While moving to earlier disease stages is a logical extension of these studies, another potential approach to improve clinical efficacy might be to combine antibody-mediated targeting with active vaccination. Such an approach has shown synergistic efficacy in laboratory studies by the Reilly group,[3] and is currently being extended to the breast cancer arena in an important phase II study initiated by Dr. Leisha Emens.[4] Although dauntingly complex from a regulatory perspective, combinatorial studies using anti-PSMA monoclonal antibodies in combination with one of the active immunotherapy approaches for prostate cancer in the later stages of clinical development such as sipuleucel-T (Provenge) or GVAX might be considered in the near future.

It is also notable that a small number of additional targeted monoclonal antibodies are in early stages of development for prostate cancer. These agents include a fully human monoclonal antibody directed against prostate stem cell antigen (PSCA), being codeveloped by Merck and Agensys, Inc. Since PSCA appears to be relatively overexpressed on prostate metastases,[5] PSCA might prove a particularly attractive target in men with advanced disease.

Another target currently under consideration in the clinic is the pro-inflammatory cytokine interleukin (IL)-6. Preclinical data show that IL-6 promotes the survival and proliferation of prostate cancer cells, and serum IL-6 levels are a marker for poor prognosis in men with advanced disease. The current clinical trial of this agent employs a combinatorial approach, administering mitoxantrone(Drug information on mitoxantrone)-based chemotherapy along with a chimeric monoclonal antibody developed by Centocor, Inc. An interesting facet of this trial is that the combinatorial approach is being explored early on, perhaps suggesting a wider acceptance of the notion that combination approaches will prove necessary to achieve clinical efficacy with immunotherapy.

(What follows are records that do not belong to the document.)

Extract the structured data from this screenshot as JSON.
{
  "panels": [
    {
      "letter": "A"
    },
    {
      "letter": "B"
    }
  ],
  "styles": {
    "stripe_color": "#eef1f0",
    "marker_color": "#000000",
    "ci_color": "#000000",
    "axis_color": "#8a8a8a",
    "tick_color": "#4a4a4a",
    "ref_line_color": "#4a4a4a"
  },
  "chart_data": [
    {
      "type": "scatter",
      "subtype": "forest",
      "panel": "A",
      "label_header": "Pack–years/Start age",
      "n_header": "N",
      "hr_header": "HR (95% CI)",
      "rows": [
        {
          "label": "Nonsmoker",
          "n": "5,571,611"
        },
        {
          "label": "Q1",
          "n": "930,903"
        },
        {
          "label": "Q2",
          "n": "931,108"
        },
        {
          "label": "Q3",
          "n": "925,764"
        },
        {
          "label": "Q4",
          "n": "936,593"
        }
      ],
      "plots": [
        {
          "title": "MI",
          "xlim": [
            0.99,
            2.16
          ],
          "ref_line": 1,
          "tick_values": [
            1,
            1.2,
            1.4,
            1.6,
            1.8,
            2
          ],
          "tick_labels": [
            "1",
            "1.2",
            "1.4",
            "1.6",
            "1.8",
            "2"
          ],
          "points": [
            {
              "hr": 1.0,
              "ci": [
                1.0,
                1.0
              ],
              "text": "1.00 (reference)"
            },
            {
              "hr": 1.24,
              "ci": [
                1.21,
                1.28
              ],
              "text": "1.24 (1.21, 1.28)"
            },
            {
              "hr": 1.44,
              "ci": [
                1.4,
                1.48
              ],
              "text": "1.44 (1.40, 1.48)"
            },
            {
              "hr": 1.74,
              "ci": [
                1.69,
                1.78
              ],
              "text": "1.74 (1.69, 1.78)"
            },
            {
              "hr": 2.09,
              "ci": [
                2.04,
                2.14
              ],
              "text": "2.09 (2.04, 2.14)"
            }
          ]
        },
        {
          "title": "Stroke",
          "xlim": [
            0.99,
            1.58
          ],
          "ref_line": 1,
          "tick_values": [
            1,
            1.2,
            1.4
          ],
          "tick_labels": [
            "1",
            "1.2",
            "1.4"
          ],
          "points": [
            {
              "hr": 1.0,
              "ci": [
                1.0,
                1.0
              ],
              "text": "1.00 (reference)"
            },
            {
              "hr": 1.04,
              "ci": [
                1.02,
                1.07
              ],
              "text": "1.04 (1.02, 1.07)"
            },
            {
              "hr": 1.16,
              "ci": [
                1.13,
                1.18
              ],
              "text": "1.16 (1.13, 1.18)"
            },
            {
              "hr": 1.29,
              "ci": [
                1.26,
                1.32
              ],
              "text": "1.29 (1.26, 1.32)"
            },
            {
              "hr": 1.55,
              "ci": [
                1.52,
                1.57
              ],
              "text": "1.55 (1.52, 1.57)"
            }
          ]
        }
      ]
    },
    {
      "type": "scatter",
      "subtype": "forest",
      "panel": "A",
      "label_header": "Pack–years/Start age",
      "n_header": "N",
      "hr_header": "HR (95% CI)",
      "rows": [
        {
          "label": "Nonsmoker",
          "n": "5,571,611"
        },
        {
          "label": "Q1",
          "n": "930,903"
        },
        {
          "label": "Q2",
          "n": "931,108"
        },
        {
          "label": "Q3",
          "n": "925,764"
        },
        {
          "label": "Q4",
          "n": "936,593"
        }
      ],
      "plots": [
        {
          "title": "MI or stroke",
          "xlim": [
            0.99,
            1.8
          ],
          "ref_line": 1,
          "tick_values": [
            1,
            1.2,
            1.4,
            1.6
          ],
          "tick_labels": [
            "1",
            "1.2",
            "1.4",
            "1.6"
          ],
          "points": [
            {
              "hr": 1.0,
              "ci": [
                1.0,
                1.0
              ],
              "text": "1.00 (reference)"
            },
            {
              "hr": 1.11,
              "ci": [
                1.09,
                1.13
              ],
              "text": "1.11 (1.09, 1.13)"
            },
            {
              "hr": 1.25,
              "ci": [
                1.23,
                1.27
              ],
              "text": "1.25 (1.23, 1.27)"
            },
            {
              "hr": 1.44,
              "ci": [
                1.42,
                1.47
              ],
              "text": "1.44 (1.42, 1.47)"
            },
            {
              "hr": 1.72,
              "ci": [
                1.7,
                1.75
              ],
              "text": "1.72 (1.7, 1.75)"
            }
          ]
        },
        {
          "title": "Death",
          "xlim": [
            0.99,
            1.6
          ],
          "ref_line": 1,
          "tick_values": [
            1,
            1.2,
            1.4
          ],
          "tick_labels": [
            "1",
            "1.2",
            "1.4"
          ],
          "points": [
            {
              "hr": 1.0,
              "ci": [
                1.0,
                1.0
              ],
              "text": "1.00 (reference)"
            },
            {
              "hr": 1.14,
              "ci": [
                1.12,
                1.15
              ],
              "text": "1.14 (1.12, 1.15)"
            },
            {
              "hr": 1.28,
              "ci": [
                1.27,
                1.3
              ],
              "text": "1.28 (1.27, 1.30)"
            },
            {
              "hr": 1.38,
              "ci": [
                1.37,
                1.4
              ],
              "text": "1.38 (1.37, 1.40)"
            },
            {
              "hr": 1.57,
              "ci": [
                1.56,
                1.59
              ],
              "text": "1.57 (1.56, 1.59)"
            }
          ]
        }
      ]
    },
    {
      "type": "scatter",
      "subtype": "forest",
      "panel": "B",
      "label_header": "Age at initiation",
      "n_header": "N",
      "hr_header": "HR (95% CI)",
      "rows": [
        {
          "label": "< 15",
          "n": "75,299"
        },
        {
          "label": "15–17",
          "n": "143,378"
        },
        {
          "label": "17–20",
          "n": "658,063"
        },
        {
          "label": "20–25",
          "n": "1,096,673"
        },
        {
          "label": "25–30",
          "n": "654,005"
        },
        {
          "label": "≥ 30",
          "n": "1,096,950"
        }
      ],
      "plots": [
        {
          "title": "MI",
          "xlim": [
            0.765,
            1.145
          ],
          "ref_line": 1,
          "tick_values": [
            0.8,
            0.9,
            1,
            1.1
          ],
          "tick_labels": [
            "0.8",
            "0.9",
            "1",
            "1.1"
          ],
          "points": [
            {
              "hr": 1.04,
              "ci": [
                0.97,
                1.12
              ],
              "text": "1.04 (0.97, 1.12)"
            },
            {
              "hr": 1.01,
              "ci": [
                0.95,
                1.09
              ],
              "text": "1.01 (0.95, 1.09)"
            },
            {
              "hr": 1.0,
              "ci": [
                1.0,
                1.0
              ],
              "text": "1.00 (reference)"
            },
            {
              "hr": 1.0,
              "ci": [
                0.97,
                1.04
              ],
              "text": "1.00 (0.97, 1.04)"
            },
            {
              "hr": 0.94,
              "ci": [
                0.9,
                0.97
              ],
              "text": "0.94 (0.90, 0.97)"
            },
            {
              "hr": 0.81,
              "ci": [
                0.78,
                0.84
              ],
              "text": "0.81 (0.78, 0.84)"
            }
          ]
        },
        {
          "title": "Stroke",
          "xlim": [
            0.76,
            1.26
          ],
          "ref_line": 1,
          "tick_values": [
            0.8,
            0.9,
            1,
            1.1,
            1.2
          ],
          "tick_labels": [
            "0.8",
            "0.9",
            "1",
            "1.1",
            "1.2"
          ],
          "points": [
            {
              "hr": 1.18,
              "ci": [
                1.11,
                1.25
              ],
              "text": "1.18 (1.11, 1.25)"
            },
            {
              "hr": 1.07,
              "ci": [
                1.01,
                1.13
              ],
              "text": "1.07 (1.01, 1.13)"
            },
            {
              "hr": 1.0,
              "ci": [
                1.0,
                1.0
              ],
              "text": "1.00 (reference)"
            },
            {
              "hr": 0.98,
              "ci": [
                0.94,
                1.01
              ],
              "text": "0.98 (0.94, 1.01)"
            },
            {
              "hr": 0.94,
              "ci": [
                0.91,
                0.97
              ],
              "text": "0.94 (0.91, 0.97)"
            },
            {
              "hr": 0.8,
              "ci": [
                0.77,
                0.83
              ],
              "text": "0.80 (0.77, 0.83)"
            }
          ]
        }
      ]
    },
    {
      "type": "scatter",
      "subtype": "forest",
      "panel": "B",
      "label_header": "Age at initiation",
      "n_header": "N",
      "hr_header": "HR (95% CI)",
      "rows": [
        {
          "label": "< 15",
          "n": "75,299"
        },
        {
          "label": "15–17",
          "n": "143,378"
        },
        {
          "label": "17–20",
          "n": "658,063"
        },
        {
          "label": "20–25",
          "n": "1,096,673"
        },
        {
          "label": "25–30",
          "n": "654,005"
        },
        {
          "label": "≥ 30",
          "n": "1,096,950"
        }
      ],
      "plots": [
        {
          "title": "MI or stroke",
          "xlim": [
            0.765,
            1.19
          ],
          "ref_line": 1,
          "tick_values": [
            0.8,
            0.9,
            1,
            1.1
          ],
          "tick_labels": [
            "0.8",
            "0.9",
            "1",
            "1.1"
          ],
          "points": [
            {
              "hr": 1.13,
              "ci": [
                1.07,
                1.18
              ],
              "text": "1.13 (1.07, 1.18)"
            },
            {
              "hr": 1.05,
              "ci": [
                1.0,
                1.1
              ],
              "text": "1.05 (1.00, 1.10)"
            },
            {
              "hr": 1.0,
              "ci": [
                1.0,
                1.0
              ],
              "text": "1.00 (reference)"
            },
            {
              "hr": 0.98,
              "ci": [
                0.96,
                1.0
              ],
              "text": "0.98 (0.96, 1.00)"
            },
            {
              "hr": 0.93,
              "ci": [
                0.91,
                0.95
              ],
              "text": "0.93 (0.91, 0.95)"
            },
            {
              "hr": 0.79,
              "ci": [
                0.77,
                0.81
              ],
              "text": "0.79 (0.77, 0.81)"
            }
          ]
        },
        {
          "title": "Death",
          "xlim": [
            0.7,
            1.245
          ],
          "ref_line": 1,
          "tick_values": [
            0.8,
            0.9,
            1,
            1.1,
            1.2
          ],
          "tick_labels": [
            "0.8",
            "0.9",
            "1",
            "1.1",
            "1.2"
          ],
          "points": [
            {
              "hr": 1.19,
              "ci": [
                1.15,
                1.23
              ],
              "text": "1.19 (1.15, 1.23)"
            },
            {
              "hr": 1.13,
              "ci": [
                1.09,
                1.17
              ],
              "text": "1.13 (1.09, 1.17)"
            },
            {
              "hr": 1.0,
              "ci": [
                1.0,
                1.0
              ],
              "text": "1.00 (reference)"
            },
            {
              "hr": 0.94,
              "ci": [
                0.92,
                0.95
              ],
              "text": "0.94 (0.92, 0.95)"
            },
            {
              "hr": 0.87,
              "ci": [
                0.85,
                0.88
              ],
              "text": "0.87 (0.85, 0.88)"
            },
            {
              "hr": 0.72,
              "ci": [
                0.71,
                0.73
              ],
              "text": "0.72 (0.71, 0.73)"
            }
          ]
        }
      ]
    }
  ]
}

Immune Checkpoint Blockade

Dr. Slovin provides an eloquent rationale for approaches combining immune checkpoint blockade with active immunotherapy in prostate cancer, and discusses an ongoing trial in which GVAX immunotherapy is combined with anti-CTLA-4 (ipilimumab) in men with hormone-refractory prostate cancer. It is perhaps notable that a similar combinatorial approach combining anti-CTLA-4 with a viral-based anti-PSA vaccine is currently enrolling patients at the National Cancer Institute. The principal investigator of this trial, Dr. James Gulley, and his colleague Dr. Philip Arlen have conducted a number of combinatorial trials with this vaccine vector, including combination with radiotherapy[6] and antiandrogen administration.[7]

While CTLA-4 blockade is currently the cornerstone of most of the ongoing combinatorial immunotherapy approaches, it is noteworthy that CTLA-4 knockout mice have a fairly significant phenotype, developing multisystem autoimmunity that proves fatal at 18 to 28 days of age[8]. These data suggest that effective blockade of the CTLA-4/B7-1/2 axis might be associated with a measurable incidence of autoimmunity in the clinic; in fact, this has been observed.[9] Thus, a number of additional checkpoints are under study in multiple laboratories, with the eventual goal of translation to combinatorial or single-agent studies in men with prostate cancer.